Friday, October 11, 2013

Harry Truman's Excellent Adventure by Matthew Algeo

On the plane on the way to New York, I finished reading Harry Truman's Excellent Adventure: The True Story of a Great American Road Trip by Matthew Algeo. I stumbled across the book while browsing on Amazon. I didn't realize until after I read it that it was written by the same author as The President is a Sick Man. This is part of my project to read books about all of the presidents.

In June of 1953, less than six monthes after he left the White House, Harry Truman and his wife Bess took a 2,500 mile road trip from their home in Independence, Missouri to New York City and back. The couple traveled alone; at this time in history, ex-presidents did not receive secret service protection. Truman created a quite stir wherever he showed up.
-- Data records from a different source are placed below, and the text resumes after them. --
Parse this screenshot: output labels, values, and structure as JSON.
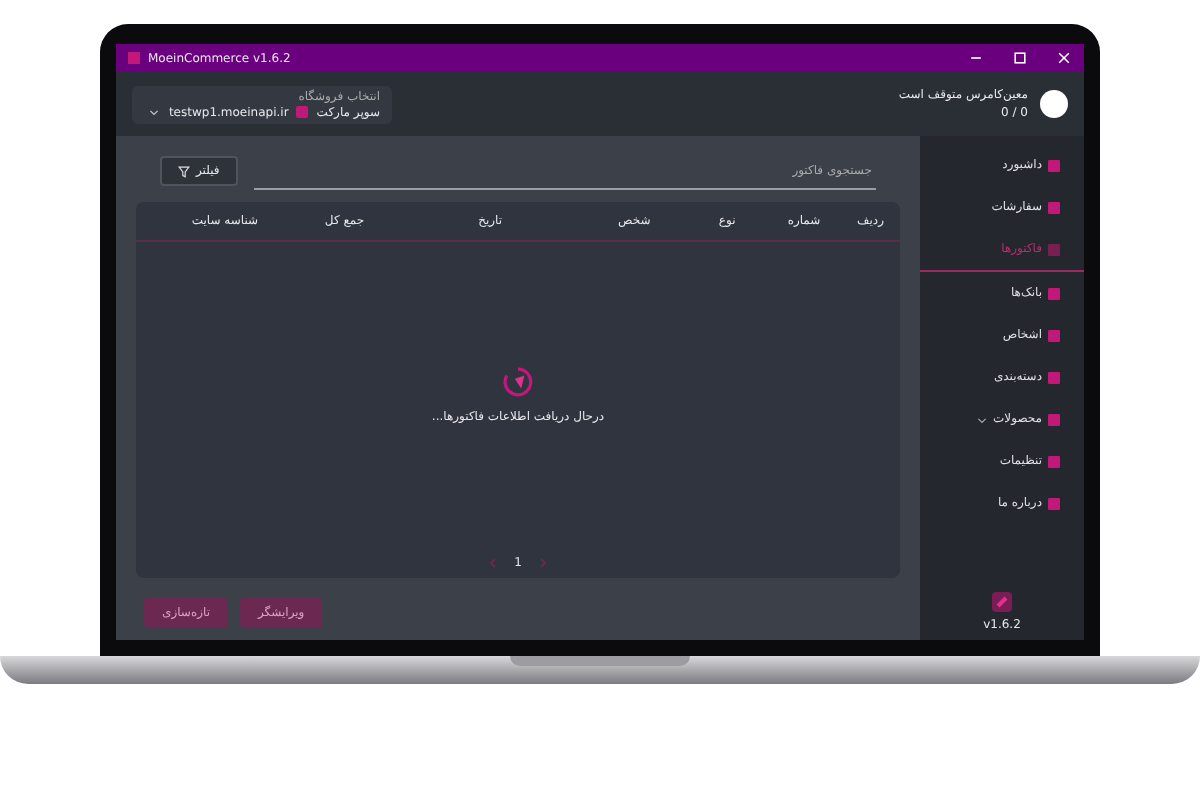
{
  "window": {
    "title": "MoeinCommerce v1.6.2"
  },
  "header": {
    "status": "معین‌کامرس متوقف است",
    "count": "0 / 0",
    "store_label": "انتخاب فروشگاه",
    "store_url": "testwp1.moeinapi.ir",
    "store_name": "سوپر مارکت"
  },
  "sidebar": {
    "items": [
      {
        "label": "داشبورد",
        "selected": false,
        "expandable": false
      },
      {
        "label": "سفارشات",
        "selected": false,
        "expandable": false
      },
      {
        "label": "فاکتورها",
        "selected": true,
        "expandable": false
      },
      {
        "label": "بانک‌ها",
        "selected": false,
        "expandable": false
      },
      {
        "label": "اشخاص",
        "selected": false,
        "expandable": false
      },
      {
        "label": "دسته‌بندی",
        "selected": false,
        "expandable": false
      },
      {
        "label": "محصولات",
        "selected": false,
        "expandable": true
      },
      {
        "label": "تنظیمات",
        "selected": false,
        "expandable": false
      },
      {
        "label": "درباره ما",
        "selected": false,
        "expandable": false
      }
    ],
    "version": "v1.6.2"
  },
  "search": {
    "placeholder": "جستجوی فاکتور"
  },
  "filter_button": "فیلتر",
  "table": {
    "columns": [
      "ردیف",
      "شماره",
      "نوع",
      "شخص",
      "تاریخ",
      "جمع کل",
      "شناسه سایت"
    ],
    "loading": "درحال دریافت اطلاعات فاکتورها..."
  },
  "pagination": {
    "page": "1"
  },
  "buttons": [
    "ویرایشگر",
    "تازه‌سازی"
  ]
}
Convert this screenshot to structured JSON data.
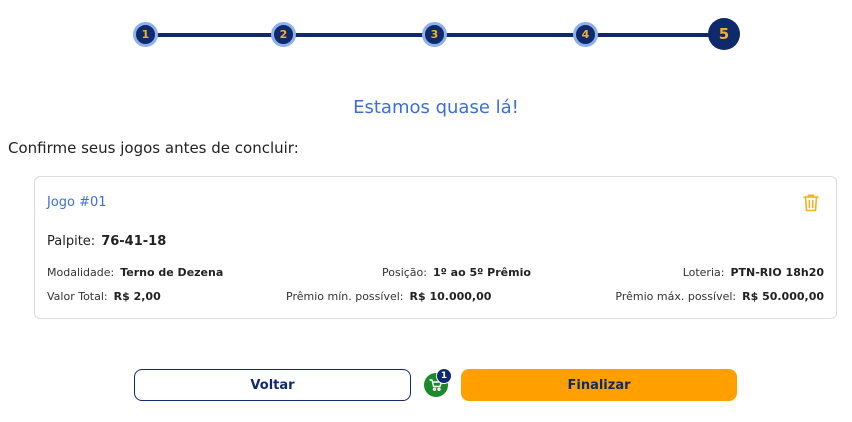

Matthew Algeo traces Trumans' route. Where possible, he stays in the same hotels and eats at the same diners. Even sixty years later, some of these places still exist. The author actually talks to some people who actually met Truman on the trip. Along the way, the book wanders off into topics such as the postwar American auto industry, McCarthyism, the nation’s highway system, and the decline of Main Street America.

I enjoyed the book as a lighter diversion after fighting my way through the third volume of the Picasso biography. Nevertheless, this is not a particularly tightly written book. It has a very casual first person style. It does provide an interesting look at Truman, as well as a simpler time in the recent history.